20/05/2017 16h08

Citado em delação, Reinaldo diz que depoimento é "mentira deslavada"

Governador do Estado, Reinaldo Azambuja (PSDB) em Dourados. (Foto: Adilson Domingos/Campo Grande News)

Um dia depois da divulgação de trechos da delação premiada da JBS, implicando seu nome, o governador de Mato Grosso do Sul, Reinaldo Azambuja (PSDB), afirmou que as denúncias entregues à PGR (Procuradoria-Geral da República), “são mentiras deslavadas”. Ele participa, neste sábado (20), de entrega de viaturas em Dourados, a 225 km de Campo Grande.

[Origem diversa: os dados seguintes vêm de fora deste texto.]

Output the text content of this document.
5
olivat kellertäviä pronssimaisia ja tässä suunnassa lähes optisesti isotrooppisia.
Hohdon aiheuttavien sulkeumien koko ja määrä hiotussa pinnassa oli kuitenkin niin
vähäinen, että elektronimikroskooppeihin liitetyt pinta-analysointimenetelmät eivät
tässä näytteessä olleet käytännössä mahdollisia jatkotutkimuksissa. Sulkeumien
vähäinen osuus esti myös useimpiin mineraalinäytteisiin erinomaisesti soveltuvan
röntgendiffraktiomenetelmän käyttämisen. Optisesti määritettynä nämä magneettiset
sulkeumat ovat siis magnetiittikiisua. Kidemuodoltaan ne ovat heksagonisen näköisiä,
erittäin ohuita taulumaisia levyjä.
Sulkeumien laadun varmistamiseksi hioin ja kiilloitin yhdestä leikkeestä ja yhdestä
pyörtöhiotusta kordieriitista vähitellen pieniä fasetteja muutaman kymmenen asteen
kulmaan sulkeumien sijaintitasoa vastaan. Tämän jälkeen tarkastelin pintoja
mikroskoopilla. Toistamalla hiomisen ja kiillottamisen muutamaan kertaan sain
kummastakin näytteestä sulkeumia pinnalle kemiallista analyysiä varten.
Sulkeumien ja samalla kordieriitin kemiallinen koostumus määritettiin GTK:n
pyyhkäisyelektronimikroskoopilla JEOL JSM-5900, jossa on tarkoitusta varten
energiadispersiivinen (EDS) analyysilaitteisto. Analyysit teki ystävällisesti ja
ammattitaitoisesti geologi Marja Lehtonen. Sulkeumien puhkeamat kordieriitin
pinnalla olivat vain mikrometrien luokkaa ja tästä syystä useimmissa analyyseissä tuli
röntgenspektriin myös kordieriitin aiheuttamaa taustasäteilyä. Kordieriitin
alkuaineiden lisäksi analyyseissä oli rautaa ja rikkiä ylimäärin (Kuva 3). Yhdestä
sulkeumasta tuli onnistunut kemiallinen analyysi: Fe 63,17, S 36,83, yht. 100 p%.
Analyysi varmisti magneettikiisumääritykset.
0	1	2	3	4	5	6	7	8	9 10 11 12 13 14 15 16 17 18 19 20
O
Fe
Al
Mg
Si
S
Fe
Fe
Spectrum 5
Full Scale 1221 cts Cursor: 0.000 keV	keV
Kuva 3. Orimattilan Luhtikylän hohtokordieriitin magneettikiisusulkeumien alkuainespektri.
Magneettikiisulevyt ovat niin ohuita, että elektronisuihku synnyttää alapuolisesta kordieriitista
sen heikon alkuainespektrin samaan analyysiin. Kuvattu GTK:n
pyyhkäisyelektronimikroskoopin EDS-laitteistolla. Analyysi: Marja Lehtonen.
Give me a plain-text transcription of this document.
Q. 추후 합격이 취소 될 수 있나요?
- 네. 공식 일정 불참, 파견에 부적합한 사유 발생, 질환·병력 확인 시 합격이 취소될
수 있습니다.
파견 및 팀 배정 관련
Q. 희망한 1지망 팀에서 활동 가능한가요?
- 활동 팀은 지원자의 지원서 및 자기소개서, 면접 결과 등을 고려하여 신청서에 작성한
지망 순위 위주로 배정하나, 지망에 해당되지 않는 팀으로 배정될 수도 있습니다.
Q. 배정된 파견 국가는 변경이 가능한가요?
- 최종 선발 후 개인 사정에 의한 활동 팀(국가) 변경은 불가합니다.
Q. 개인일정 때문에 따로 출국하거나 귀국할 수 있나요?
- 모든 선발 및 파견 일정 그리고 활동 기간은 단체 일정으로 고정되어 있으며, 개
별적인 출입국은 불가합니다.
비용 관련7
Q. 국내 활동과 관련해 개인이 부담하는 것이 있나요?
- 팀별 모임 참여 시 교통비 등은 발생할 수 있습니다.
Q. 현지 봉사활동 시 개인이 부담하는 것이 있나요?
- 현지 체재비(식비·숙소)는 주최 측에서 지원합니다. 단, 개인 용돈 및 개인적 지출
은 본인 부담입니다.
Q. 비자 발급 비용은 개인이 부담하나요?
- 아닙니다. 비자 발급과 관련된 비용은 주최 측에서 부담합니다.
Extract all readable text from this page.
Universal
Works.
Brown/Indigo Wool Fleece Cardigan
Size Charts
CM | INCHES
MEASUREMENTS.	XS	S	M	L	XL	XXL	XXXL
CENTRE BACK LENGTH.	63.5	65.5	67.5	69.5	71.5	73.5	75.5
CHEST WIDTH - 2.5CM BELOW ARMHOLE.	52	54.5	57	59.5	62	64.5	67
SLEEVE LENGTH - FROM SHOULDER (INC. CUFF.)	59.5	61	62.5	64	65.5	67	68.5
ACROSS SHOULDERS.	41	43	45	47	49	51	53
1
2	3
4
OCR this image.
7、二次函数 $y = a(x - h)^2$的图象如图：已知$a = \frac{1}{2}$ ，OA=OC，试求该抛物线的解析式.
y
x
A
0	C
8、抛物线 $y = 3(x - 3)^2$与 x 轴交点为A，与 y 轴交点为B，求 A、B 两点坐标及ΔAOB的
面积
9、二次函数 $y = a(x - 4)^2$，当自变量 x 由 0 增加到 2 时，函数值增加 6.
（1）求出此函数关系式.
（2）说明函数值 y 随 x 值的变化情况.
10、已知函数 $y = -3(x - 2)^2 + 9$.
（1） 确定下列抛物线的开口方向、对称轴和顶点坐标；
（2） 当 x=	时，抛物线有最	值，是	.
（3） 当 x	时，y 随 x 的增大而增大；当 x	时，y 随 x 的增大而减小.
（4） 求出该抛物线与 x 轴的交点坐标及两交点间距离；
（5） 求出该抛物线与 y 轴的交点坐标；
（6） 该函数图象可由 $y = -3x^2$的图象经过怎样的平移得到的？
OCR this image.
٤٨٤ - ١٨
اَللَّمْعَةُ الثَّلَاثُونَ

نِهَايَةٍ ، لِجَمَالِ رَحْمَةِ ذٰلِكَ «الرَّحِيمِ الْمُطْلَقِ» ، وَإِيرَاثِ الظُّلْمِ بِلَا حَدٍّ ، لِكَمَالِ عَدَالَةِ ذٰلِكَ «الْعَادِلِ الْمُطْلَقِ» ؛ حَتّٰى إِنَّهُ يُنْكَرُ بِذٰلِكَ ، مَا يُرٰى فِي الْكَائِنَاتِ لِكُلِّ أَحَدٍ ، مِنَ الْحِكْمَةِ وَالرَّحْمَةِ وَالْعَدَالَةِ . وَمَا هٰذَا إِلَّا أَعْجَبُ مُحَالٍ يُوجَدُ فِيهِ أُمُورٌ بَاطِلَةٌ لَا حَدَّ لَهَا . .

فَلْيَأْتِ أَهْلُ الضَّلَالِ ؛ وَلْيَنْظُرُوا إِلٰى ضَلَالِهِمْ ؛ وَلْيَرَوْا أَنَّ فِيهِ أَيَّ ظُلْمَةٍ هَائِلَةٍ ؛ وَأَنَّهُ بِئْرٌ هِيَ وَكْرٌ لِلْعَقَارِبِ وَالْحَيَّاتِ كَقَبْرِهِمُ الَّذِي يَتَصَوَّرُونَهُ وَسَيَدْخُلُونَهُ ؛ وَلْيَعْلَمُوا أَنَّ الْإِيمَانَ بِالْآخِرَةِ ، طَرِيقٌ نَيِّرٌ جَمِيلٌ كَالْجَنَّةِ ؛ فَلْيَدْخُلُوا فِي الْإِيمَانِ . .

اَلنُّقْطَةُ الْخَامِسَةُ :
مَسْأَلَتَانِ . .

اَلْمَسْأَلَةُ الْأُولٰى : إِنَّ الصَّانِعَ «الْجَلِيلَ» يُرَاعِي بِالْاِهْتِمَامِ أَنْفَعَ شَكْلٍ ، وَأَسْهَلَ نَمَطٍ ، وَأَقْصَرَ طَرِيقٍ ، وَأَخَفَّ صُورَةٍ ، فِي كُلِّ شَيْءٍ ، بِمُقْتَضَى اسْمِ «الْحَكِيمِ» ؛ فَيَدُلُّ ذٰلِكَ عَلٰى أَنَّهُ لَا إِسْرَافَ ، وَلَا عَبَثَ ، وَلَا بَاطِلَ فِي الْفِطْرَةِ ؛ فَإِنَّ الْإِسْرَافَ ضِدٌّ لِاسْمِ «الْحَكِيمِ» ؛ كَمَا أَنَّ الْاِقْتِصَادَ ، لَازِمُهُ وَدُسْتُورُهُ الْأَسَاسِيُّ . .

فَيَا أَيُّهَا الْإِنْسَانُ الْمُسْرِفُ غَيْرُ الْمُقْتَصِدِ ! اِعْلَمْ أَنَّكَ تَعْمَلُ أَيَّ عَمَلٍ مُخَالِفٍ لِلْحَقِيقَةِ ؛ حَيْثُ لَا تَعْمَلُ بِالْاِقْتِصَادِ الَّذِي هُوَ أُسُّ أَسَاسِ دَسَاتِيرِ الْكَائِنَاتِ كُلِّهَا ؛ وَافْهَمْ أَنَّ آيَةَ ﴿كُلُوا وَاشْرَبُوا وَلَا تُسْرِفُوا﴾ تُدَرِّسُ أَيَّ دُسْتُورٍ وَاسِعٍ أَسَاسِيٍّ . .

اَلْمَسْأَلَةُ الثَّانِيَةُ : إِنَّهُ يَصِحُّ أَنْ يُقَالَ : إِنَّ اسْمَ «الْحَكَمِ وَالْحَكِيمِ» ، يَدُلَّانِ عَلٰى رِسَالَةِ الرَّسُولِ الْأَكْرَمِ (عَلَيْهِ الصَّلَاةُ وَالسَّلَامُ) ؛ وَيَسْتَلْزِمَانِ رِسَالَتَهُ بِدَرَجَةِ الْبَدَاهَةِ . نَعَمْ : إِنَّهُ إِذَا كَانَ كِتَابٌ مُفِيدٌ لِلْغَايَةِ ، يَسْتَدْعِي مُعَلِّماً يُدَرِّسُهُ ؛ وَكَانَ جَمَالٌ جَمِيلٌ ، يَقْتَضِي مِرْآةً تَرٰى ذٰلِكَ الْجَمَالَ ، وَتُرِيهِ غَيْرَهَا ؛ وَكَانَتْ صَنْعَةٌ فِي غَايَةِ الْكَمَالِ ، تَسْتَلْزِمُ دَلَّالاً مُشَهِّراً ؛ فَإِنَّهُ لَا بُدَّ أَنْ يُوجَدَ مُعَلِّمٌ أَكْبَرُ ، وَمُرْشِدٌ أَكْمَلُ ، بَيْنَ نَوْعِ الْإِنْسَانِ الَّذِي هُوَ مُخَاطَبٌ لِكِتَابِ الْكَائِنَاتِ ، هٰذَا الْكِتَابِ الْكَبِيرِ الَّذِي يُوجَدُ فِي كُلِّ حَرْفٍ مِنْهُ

“É totalmente infundada a fala do delator. Nunca entreguei nenhuma nota, isto é mentira. Estive inúmeras vezes com eles (Wesley e Joesley Batista) discutindo investimentos para o Estado, mas nunca entreguei nenhuma nota”, diz. Segundo Reinaldo, quando assumiu, havia “pressão muito grande”, por parte da JBS para os incentivos fiscais continuassem, sob pena de retaliação, como fechamento de algumas unidades em MS.

Reinaldo foi implicado na delação de Wesley Batista, divulgada ontem. Conforme a delação, Azambuja recebeu R$ 45 milhos, dos quais R$ 10 milhões em espécie e outros R$ 35 milhões por meio de pagamentos feitos com notas falsas emitidas por pessoas físicas e jurídicas. No depoimento, o delator afirma que é comum o esquema de troca de incentivos fiscais por propina em MS.

Além do atual governador, a delação traz valores que teriam sido entregues para os ex-governadores André Puccinelli (PMDB) e José Orcírio Miranda dos Santos, o Zeca do PT.

Dos cinco termos de acordo entre JBS e o Executivo Estadual, um se refere ao atual governo. Segundo Azambuja, os contratos se referem á ampliação das estruturas dos frigoríficos da Seara, em Caarapó, o de aves em Sidrolândia e construção de perus em Itaporã. “Fizemos a política de trocar benefício por emprego, que funcionou. MS foi o único estado com geração positiva nos últimos 12 anos”, defende.

Assim como disse em nota oficial divulgada na noite de sexta-feira, o governador afirmou que recebeu R$ 10,5 milhões em doações declaradas. “Até 2014, as empresas podiam doar. Nunca teve relação de propina”. O dinheiro teria sido repassado ao PSDB nacional e parte dele utilizados no primeiro e segundo turnos daquele ano.

"Mentira deslavada" – “Até parece uma piada” ironizou o governador a respeito da declaração, também dada na delação, de que Reinaldo Azambuja e Delcídio do Amaral (Sem partido), ambos adversários nas eleições de 2014, teriam feito acordo para que o vitorioso pagasse dívida do derrotado.

“Todo mundo sabe como foi enfrentamento que tivemos, contra o Delcídio e contra Nelson Trad Filho (PTB). Piada dizer que tínhamos acordo. É uma coisa impensável de uma pessoa que tem muito a esclarecer”. Azambuja afirma que fará a defesa do Estado, no primeiro momento, e depois, como pessoa física se defenderá de todas as acusações.